Frequently Asked Questions

What is the intelligence-to-capability shift?
Stop asking "Is AI intelligent?" and start asking "What can AI do?" Judge AI by outcomes and capabilities, not by whether it thinks like humans. This shift is essential for practical AI evaluation.
Why is process vs. outcome thinking so important?
Process-thinking trusts the method (e.g., "doctors went to medical school"). Outcome-thinking trusts the result (e.g., "diagnosis is correct"). AI can deliver outcomes without human-like processes. Evaluate tools from BOTH perspectives.
How do I identify automation vs. innovation vs. elimination?
Automation: AI does existing tasks faster. Innovation: AI enables new capabilities. Elimination: AI makes processes obsolete. Each requires different strategy—automation optimizes, innovation explores, elimination transforms.
Which AI future should I plan for?
Susskind recommends planning as if AGI is likely (most challenging scenario) while staying responsive to GenAI+ reality (current state). Don't predict one future—prepare for multiple scenarios with adaptive strategies.
How do I systematically evaluate AI risks?
Use the seven categories: Technical, Security, Bias, Privacy, Economic, Social, Existential. Evaluate each AI tool across ALL categories, not just one. This moves from vague anxiety to structured thinking.

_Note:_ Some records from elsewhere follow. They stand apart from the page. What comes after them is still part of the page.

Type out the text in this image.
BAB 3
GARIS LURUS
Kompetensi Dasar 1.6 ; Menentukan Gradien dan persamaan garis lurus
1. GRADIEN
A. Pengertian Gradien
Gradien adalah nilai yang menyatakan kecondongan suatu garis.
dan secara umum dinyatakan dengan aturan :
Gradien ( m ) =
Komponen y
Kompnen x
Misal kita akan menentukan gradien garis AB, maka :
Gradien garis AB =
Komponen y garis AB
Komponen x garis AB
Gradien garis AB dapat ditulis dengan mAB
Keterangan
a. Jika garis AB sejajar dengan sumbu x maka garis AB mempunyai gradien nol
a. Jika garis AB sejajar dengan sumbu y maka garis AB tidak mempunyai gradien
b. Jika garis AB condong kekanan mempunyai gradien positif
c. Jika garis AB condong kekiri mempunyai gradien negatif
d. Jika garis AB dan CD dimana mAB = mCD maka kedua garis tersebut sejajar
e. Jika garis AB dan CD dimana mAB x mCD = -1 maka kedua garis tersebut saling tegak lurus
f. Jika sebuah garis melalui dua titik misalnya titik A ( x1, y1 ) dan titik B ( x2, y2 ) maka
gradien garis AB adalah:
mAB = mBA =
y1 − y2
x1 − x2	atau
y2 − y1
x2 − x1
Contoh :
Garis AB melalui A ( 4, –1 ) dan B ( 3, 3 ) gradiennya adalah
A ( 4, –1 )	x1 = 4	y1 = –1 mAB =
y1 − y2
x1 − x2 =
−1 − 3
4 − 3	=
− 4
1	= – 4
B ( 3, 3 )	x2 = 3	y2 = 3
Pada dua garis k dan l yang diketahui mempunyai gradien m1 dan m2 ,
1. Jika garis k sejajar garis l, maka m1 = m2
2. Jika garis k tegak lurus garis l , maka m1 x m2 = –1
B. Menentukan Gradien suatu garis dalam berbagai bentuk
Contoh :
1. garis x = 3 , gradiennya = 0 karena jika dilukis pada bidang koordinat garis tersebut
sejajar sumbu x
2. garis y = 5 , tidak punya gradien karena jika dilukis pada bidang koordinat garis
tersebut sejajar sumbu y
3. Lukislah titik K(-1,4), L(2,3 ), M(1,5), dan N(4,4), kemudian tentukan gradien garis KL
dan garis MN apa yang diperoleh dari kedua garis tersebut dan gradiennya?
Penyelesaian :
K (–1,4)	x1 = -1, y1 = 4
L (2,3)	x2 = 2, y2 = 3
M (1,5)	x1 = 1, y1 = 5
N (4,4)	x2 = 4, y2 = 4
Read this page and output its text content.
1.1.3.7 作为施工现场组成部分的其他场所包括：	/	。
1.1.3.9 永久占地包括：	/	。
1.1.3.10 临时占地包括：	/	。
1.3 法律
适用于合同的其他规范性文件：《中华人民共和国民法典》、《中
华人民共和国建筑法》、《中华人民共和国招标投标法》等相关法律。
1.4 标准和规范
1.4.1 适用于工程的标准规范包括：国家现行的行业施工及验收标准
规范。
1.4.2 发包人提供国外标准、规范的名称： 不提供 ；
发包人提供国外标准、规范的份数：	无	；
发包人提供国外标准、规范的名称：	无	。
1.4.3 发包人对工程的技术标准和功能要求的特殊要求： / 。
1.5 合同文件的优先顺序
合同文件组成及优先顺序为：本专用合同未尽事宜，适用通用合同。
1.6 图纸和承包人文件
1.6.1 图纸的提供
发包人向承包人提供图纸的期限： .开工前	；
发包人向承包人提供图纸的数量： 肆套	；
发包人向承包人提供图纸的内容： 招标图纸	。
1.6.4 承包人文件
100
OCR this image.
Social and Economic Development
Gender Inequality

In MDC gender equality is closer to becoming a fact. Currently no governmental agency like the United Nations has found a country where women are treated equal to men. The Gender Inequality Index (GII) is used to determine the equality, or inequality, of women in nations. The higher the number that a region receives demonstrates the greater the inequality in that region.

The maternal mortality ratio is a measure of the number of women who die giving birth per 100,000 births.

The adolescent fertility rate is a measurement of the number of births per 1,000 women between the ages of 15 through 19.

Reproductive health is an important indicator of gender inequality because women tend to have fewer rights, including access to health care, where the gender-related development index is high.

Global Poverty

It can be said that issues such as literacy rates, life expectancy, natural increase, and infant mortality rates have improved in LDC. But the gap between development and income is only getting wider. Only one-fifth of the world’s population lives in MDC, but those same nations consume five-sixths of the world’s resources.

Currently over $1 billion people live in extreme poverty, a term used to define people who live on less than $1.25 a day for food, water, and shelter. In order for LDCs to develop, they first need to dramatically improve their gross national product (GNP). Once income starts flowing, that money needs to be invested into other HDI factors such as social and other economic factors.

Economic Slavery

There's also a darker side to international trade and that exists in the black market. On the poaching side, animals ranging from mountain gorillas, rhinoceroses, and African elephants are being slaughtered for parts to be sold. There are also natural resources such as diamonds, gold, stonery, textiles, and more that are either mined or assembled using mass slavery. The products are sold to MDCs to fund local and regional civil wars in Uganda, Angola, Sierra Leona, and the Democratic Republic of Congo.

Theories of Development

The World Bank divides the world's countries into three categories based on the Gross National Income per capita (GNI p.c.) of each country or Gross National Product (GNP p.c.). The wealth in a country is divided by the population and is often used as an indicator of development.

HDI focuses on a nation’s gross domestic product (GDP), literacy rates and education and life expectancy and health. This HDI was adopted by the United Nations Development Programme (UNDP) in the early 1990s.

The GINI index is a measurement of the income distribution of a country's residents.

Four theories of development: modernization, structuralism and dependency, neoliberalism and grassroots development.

Key Insights: What You've Learned

1

Think critically about AI using Susskind's frameworks: shift from "is AI intelligent?" to "what can AI do?", balance process vs. outcome thinking, evaluate across seven risk categories, and plan for multiple futures—move from hype to structured analysis.

2

Apply systematic evaluation by considering capability (what AI can do), risk (what could go wrong), governance (how to manage it), and futures (multiple possible outcomes)—structured thinking prevents both over-optimism and excessive fear.

3

Master AI evaluation by using these frameworks consistently: assess capabilities realistically, identify risks systematically, design governance thoughtfully, and plan for uncertainty—critical thinking about AI enables better decisions, better tools, and better outcomes.